The GOP senators noted that the changes to the reporting standards happened in August 2019, less than one month after a male intelligence officer revealed that he had heard about President Donald Trump’s call with the Ukrainian President Volodymyr Zelensky. During the call, Trump asked Zelensky about a Ukrainian investigation into former Vice President Joe Biden’s son, Hunter Biden. Joe Biden threatened to withhold foreign aid to Ukraine if they did not fire the Ukrainian prosecutor investigating Hunter Biden.
Sens. Lee, Grassley, and Johnson demanded to know why they changed the whistleblowing requirements regarding direct knowledge of an event, considering that there had been no regulation, law, or directive to change the statute.
The senators wrote in a statement Monday:
According to a recent news report, the Office of the Intelligence Community Inspector General (IC IG) changed its ‘Disclosure of Urgent Concern’ form, the document by which a whistleblower submits a complaint that can be transmitted to Congress, to no longer require first-hand knowledge of alleged wrongdoing. Specifically, the report described a previous version of the form, which was approved on May 24, 2018, that included a section titled ‘First-Hand Information Required’…

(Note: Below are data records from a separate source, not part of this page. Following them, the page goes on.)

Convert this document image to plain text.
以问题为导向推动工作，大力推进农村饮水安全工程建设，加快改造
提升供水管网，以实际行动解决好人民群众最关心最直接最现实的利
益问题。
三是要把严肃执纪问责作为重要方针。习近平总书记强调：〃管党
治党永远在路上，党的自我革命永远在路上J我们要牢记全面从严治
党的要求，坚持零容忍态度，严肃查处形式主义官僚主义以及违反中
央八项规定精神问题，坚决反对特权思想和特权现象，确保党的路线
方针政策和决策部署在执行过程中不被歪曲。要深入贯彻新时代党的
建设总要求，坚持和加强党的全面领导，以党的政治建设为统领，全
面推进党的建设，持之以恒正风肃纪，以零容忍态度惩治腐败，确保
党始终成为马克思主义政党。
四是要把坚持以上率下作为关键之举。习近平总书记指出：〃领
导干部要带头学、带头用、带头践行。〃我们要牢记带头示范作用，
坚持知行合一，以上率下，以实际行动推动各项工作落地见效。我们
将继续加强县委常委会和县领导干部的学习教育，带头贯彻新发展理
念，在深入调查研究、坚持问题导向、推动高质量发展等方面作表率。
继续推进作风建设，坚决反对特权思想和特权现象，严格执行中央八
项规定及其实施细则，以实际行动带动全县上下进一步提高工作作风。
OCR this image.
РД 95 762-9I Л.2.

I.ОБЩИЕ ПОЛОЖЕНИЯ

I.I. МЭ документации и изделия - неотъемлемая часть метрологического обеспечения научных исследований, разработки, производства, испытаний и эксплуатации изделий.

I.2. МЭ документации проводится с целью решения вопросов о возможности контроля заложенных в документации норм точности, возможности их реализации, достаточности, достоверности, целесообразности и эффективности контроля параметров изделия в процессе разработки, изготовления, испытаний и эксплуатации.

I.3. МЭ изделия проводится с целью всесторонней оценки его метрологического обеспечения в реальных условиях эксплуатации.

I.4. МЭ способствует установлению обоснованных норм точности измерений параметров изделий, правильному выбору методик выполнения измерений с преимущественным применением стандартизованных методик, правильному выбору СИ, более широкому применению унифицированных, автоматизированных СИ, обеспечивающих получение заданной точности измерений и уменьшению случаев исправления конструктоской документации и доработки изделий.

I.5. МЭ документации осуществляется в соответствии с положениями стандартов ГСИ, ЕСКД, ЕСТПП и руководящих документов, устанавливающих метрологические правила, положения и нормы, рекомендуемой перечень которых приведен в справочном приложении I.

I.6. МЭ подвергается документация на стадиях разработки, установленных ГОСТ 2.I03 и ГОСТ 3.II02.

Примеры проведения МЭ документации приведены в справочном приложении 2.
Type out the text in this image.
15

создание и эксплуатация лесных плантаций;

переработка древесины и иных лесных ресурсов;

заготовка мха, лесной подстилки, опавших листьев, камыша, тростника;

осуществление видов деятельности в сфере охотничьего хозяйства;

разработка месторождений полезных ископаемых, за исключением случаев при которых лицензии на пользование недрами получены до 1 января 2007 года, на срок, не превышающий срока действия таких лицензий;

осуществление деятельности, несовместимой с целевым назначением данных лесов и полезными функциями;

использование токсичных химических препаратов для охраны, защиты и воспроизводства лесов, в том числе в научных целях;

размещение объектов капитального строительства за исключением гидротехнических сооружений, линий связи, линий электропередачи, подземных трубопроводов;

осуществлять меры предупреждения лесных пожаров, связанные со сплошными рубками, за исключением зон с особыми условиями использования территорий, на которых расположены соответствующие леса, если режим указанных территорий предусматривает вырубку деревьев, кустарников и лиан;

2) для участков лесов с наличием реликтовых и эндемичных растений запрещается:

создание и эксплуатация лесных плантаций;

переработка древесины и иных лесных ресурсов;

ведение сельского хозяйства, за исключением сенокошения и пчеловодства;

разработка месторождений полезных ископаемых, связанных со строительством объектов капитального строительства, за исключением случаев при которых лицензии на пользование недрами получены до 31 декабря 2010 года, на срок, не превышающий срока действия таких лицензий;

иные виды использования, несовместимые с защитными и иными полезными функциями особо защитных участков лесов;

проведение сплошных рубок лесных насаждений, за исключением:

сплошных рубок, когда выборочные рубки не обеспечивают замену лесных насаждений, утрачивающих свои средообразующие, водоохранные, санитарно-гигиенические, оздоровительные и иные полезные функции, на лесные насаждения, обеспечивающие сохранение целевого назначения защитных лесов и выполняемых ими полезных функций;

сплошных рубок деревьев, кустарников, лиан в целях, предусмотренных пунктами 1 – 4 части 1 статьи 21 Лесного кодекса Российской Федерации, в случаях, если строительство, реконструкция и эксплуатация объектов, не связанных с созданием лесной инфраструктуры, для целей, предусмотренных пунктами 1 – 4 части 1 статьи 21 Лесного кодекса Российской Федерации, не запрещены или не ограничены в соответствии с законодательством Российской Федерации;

“We are not aware of any federal law, regulation, or internal directive relating to whistleblowers that require first-hand information in order for the complaint to be accepted as credible or receive legal protections, which calls into question why your office used it in the first place,” the senators wrote.
The senators also asked who was authorized to make revisions to the whistleblower requirements, which enabled the intelligence officer to reveal information regarding the president’s call with Zelensky.
The subsequent whistleblower complaint created the impetus for House Speaker Nancy Pelosi (D-CA) and other Democrats to launch an impeachment inquiry into the president.